Apabila ditarik dalam syarat posmodern, penampilan (performativitas) sebagai prinsip sulit untuk diukur dan diterapkan begitu saja berdasarkan efisiensi dan efektifitas dalam ilmu pengetahuan sosial humaniora. 

Misalnya, psikologi, sosiologi, dan filsafat yang dihubungkan dengan peristiwa kekerasan psikis, sosial, dan seksual atau narasi kehidupan fakir miskin, petani atau nelayan pada akhirnya menjadi 'narasi lokal'. 

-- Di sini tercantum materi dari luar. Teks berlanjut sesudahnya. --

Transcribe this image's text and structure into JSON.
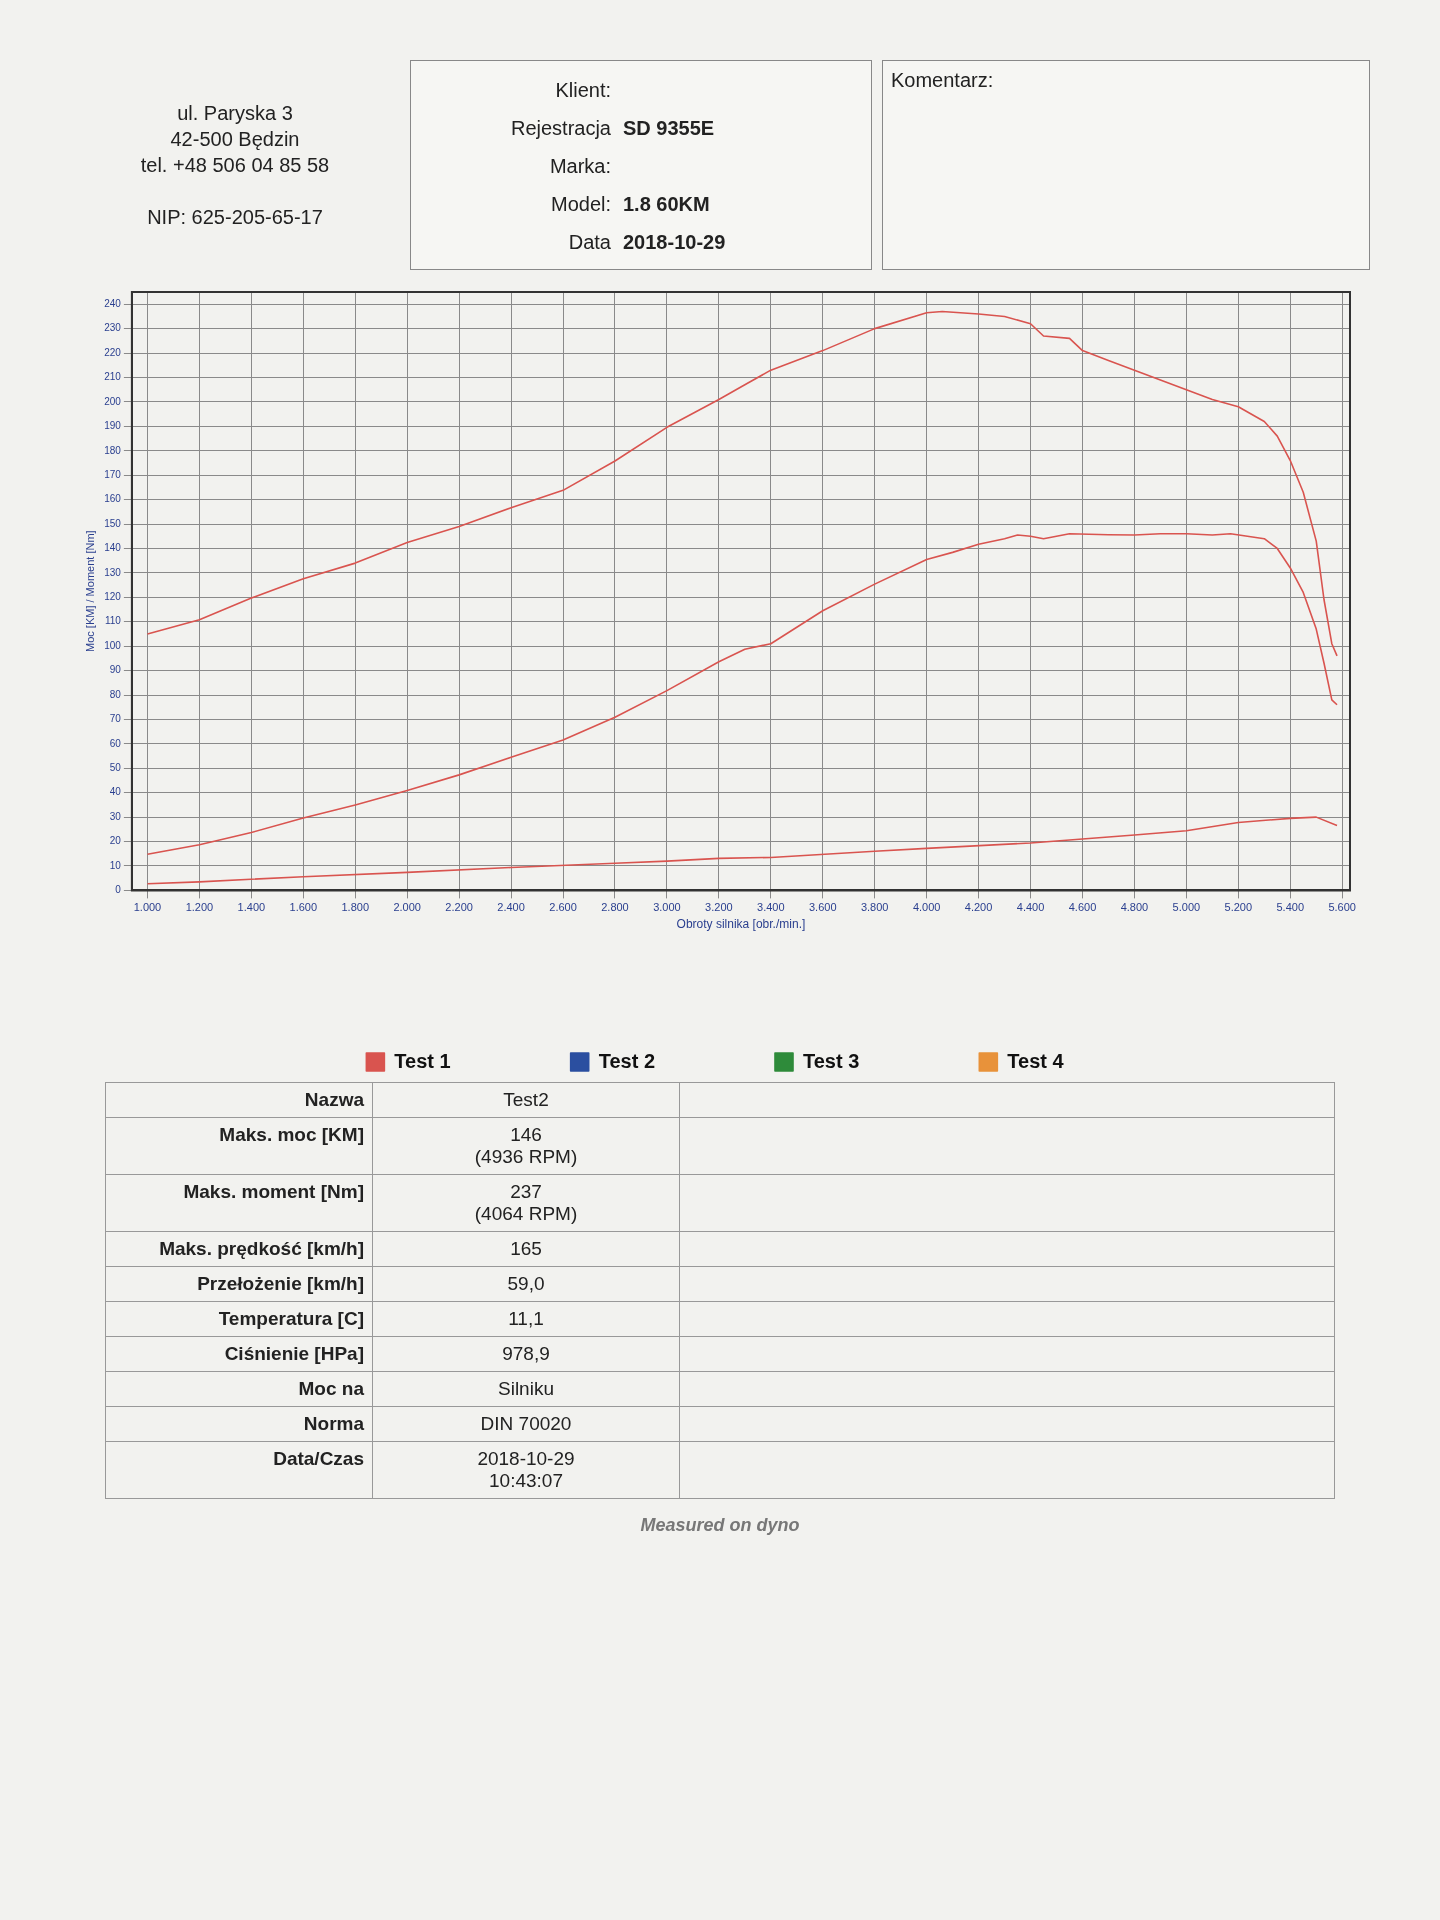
{
  "chart_data": {
    "type": "line",
    "xlabel": "Obroty silnika [obr./min.]",
    "ylabel": "Moc [KM] / Moment [Nm]",
    "xlim": [
      940,
      5630
    ],
    "xticks": [
      {
        "value": 1000,
        "label": "1.000"
      },
      {
        "value": 1200,
        "label": "1.200"
      },
      {
        "value": 1400,
        "label": "1.400"
      },
      {
        "value": 1600,
        "label": "1.600"
      },
      {
        "value": 1800,
        "label": "1.800"
      },
      {
        "value": 2000,
        "label": "2.000"
      },
      {
        "value": 2200,
        "label": "2.200"
      },
      {
        "value": 2400,
        "label": "2.400"
      },
      {
        "value": 2600,
        "label": "2.600"
      },
      {
        "value": 2800,
        "label": "2.800"
      },
      {
        "value": 3000,
        "label": "3.000"
      },
      {
        "value": 3200,
        "label": "3.200"
      },
      {
        "value": 3400,
        "label": "3.400"
      },
      {
        "value": 3600,
        "label": "3.600"
      },
      {
        "value": 3800,
        "label": "3.800"
      },
      {
        "value": 4000,
        "label": "4.000"
      },
      {
        "value": 4200,
        "label": "4.200"
      },
      {
        "value": 4400,
        "label": "4.400"
      },
      {
        "value": 4600,
        "label": "4.600"
      },
      {
        "value": 4800,
        "label": "4.800"
      },
      {
        "value": 5000,
        "label": "5.000"
      },
      {
        "value": 5200,
        "label": "5.200"
      },
      {
        "value": 5400,
        "label": "5.400"
      },
      {
        "value": 5600,
        "label": "5.600"
      }
    ],
    "ylim": [
      0,
      245
    ],
    "yticks": [
      0,
      10,
      20,
      30,
      40,
      50,
      60,
      70,
      80,
      90,
      100,
      110,
      120,
      130,
      140,
      150,
      160,
      170,
      180,
      190,
      200,
      210,
      220,
      230,
      240
    ],
    "grid": true,
    "legend": "bottom",
    "marker": "none",
    "line_style": "solid",
    "series": [
      {
        "name": "Test 1",
        "color": "#d9544f",
        "x": [
          1000,
          1200,
          1400,
          1600,
          1800,
          2000,
          2200,
          2400,
          2600,
          2800,
          3000,
          3200,
          3300,
          3400,
          3600,
          3800,
          4000,
          4060,
          4200,
          4300,
          4400,
          4450,
          4550,
          4600,
          4700,
          4800,
          4900,
          5000,
          5100,
          5200,
          5300,
          5350,
          5400,
          5450,
          5500,
          5530,
          5560,
          5580
        ],
        "values": [
          105,
          110.8,
          119.7,
          127.6,
          134,
          142.4,
          149,
          156.7,
          163.8,
          175.8,
          189.6,
          201,
          207,
          213,
          221,
          230,
          236.5,
          237,
          236,
          235,
          232,
          227,
          226,
          221,
          217,
          213,
          209,
          205,
          201,
          198,
          192,
          186,
          176,
          163,
          143,
          119,
          101,
          96
        ]
      },
      {
        "color": "#d9544f",
        "x": [
          1000,
          1200,
          1400,
          1600,
          1800,
          2000,
          2200,
          2400,
          2600,
          2800,
          3000,
          3200,
          3300,
          3400,
          3600,
          3800,
          4000,
          4100,
          4200,
          4300,
          4350,
          4400,
          4450,
          4550,
          4700,
          4800,
          4900,
          4936,
          5000,
          5100,
          5170,
          5300,
          5350,
          5400,
          5450,
          5500,
          5530,
          5560,
          5580
        ],
        "values": [
          14.8,
          18.7,
          23.7,
          29.6,
          35,
          40.9,
          47.3,
          54.5,
          61.6,
          70.9,
          81.8,
          93.6,
          98.7,
          101,
          114.5,
          125.4,
          135.5,
          138.4,
          141.7,
          144,
          145.5,
          145,
          144,
          146,
          145.6,
          145.5,
          146,
          146,
          146,
          145.5,
          146,
          144,
          140,
          132,
          122,
          107,
          93,
          78,
          76
        ]
      },
      {
        "color": "#d9544f",
        "x": [
          1000,
          1200,
          1600,
          2000,
          2400,
          2800,
          3000,
          3200,
          3400,
          3800,
          4000,
          4400,
          4800,
          5000,
          5200,
          5400,
          5500,
          5580
        ],
        "values": [
          2.7,
          3.5,
          5.6,
          7.4,
          9.4,
          11.1,
          12,
          13.1,
          13.5,
          16,
          17.2,
          19.4,
          22.7,
          24.4,
          27.8,
          29.5,
          30,
          26.6
        ]
      },
      {
        "name": "Test 2",
        "color": "#2b4fa0"
      },
      {
        "name": "Test 3",
        "color": "#2e8b3a"
      },
      {
        "name": "Test 4",
        "color": "#e8923a"
      }
    ],
    "annotations": [
      "ul. Paryska 3",
      "42-500 Będzin",
      "tel. +48 506 04 85 58",
      "NIP: 625-205-65-17",
      "Klient:",
      "Rejestracja",
      "SD 9355E",
      "Marka:",
      "Model:",
      "1.8 60KM",
      "Data",
      "2018-10-29",
      "Komentarz:",
      "Nazwa",
      "Test2",
      "Maks. moc [KM]",
      "146\n(4936 RPM)",
      "Maks. moment [Nm]",
      "237\n(4064 RPM)",
      "Maks. prędkość [km/h]",
      "165",
      "Przełożenie [km/h]",
      "59,0",
      "Temperatura [C]",
      "11,1",
      "Ciśnienie [HPa]",
      "978,9",
      "Moc na",
      "Silniku",
      "Norma",
      "DIN 70020",
      "Data/Czas",
      "2018-10-29\n10:43:07",
      "Measured on dyno"
    ]
  }
}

Berbeda dengan penilaian atas performativitas mengambil rujukan dari ilmu pengetahuan eksakta. Sehingga kebenaran akan diuji kesahihannya tanpa harus melalui performavitas ilmu pengetahuan.   

Dari fungsi naratif untuk menjelaskan 'Narasi Besar' menolak a priori dan narasi sejarah, seperti kapitalisme dan komunisme. Katanya, di sini komunisme adalah salah satu 'Narasi Besar' diambang keruntuhan.

Rangkaian

Dalam konteks Indonesia, misalnya, dulu ada istilah 'kapitalisme kroni', selanjutnya tidak menemukan karakternya yang baru di era reformasi menuju satu narasi yang bersifat terbuka dan terpencar.

Sebagaimana isyarat Lyotard, bahwa setelah penolakan atas narasi besar, ia berganti dan bertukar dengan narasi kecil yang bersifat lokal. Dari sini, syarat kesahihan diskursif atas pemikiran membangun relasi antara 'pengetahuan' dan 'kuasa', pernyataan tanda sebagai syarat realitas dan penjelasan naratif sebagai syarat kesahihan yang menemukan jejak-jejak lain dibalik peristiwa. Dulu, peringatan deklarasi Partai Rakyat Demokratik (PRD) berlangsung pada 22 Juli 2019. Pengibaran bendara pada peringatan deklarasi PRD tersebut sebagai bagian narasi politik Indonesia dengan rangkaian narasi yang memiliki keterkaitan dengan mitos tentang "sayap Kiri" dan "sayap Kanan" yang membujur dari  syarat kesahihan diskursif atas pemikiran diikuti oleh syarat peristiwa atas performavitas pengetahuan naratif telah terbentuk sebelumnya.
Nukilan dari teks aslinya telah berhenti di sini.